Centennial is historic opportunity

Mary Henkel Judson

Just like the plumber, whose kitchen faucet at home continues to leak while he repairs his customers’ leaks, we are guilty of failing to record our own history as we record the history of this community on a weekly basis.

As we approach the city’s centennial celebration and work to gather the histories of the businesses, organizations, the schools, churches, governmental entities and families to be recorded in a keepsake edition of the South Jetty, I realize – again – that we have been remiss in recording the history of our newspaper.

I did realize about 10 years ago, as the technology began to change at an even more dramatic pace than it had in the previous 20 years, that I needed to make notes.
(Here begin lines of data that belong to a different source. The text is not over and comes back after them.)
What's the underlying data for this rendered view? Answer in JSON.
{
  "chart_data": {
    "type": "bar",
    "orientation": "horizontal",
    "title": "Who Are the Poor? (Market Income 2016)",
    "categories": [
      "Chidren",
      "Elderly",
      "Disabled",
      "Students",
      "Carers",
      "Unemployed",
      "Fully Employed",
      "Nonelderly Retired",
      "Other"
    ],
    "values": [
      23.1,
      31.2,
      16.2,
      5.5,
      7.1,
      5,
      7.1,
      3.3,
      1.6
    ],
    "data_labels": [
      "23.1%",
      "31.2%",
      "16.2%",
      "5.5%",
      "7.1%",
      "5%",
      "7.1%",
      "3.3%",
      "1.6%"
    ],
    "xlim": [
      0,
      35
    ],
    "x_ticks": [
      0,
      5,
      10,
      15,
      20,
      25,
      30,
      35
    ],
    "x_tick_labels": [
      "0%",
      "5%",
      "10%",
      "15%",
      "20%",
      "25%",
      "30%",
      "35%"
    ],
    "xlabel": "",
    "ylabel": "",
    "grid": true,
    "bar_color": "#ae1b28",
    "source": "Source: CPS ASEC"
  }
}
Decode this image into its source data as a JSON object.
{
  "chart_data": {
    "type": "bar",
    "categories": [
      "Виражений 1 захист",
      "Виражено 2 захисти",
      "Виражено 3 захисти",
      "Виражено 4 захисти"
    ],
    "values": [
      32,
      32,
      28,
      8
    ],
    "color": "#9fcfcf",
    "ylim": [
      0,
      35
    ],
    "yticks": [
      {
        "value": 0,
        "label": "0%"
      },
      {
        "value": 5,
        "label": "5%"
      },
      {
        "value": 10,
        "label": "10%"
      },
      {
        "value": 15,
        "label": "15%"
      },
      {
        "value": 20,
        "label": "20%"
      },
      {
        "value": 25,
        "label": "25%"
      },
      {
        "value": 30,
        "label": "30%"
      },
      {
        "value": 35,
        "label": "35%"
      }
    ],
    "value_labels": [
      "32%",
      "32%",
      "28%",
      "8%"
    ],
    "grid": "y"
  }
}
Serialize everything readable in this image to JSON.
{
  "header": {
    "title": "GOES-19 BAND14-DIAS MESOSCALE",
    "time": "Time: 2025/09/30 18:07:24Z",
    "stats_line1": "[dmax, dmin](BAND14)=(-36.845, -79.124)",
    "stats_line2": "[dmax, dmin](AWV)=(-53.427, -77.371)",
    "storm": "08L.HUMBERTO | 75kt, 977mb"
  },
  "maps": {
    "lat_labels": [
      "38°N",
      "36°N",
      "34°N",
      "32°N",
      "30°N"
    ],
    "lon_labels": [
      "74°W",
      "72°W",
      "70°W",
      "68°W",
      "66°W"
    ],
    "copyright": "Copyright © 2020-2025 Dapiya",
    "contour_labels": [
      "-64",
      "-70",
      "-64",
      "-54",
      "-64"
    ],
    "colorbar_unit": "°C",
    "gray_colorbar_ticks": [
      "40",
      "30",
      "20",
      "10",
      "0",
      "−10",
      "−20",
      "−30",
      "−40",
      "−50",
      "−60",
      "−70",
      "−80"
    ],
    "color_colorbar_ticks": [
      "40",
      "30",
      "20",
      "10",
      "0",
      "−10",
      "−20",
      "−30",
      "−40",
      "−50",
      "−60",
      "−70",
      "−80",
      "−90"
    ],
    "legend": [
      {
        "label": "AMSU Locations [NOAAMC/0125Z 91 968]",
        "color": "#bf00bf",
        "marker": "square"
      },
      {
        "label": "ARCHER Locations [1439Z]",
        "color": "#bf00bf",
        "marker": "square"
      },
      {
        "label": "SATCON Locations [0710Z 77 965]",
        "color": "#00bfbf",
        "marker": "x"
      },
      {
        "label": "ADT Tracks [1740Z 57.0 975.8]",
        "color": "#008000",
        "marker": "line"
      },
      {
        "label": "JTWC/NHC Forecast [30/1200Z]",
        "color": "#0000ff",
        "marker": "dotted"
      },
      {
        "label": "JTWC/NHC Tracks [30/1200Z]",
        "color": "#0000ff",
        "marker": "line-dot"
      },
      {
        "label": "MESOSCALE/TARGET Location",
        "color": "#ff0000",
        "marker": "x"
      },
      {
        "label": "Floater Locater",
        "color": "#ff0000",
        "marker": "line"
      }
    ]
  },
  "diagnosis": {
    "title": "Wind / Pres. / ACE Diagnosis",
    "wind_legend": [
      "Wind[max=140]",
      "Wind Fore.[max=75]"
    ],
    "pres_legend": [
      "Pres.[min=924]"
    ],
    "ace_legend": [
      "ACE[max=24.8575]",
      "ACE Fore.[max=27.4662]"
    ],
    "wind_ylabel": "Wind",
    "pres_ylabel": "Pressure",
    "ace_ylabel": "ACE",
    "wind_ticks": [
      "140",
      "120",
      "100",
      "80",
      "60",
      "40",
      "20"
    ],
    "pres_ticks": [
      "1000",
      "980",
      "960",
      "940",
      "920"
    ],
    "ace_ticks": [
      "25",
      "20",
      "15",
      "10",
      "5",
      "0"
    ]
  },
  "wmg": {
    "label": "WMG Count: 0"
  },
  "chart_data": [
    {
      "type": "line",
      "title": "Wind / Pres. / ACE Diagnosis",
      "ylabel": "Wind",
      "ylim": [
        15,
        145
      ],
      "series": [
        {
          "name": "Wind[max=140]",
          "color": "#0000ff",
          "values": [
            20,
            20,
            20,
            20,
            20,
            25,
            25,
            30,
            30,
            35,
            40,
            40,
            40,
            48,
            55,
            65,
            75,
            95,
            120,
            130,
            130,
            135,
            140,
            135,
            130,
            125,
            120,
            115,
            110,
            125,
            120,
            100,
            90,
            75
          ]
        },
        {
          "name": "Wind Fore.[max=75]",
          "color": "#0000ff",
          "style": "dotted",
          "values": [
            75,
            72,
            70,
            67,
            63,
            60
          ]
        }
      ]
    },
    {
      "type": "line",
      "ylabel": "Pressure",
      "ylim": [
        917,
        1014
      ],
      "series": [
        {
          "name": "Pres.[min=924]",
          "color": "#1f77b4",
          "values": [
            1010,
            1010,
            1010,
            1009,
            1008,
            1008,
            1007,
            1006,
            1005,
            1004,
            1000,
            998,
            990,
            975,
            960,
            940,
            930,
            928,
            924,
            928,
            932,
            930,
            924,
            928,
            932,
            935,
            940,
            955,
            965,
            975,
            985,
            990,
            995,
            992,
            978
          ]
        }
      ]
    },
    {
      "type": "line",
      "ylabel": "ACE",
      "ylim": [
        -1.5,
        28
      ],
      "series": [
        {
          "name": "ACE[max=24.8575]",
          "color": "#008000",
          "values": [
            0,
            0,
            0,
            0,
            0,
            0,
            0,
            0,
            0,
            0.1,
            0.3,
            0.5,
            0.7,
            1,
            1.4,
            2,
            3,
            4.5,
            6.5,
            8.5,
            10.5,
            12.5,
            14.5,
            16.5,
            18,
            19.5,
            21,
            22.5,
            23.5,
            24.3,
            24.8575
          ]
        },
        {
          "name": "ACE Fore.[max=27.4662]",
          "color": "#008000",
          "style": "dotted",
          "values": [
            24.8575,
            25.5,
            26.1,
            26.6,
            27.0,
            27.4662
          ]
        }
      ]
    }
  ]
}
Now I keep a log, recording milestones and turning points: The year we took the pages of the paper to, and brought the printed product back from, the printer in Port Lavaca by boat because the roads were flooded; the conversion to full process color and transmitting pages to our printer via the Internet in 2004, placing our Visitors’ Guides online for the first time in 2007, posting our first video online in 2008, our first online reader poll in 2009, the opening of a Twitter account the same year.

I did not record, although I remember quite well, when we set our typewriters aside and began “desktop publishing” on Mac Classic computers in the mid or late 1980s.

How newspapers are produced has changed more in the past 30 years than in the previous 200 years. It’s enough to make your head spin.

My parents, newspaper publishers who retired in 1976, would be lost if they were alive and walked into a newspaper office today. They would know how to gather information and write a news story, and they could sell an ad, but they wouldn’t know how to begin to produce either, and they wouldn’t know how to take or process a photo.

I remember trying to explain the concept of a fax machine to my father. Plugging in a cord was about as technical as he ever got, so a fax was voo-doo to him. He did, however, eventually use a computer to write his column. One of my brothers would put it on a floppy disc (Remember those?) and bring it to me.

These are changes that not only affect our newspaper, but as a result affect the community. They are part of the fabric of the history of this community and, in a broader sense, society as a whole.

The centennial provides an occasion for all of us to reflect on ourselves, our businesses, our families, the organizations and churches that help make this community be a better place to live. All should have their histories recorded.

Our city’s centennial offers an opportunity for many of us to learn how we came to be the community we are today – 100 years after Tarpon, Texas, became Port Aransas, Texas.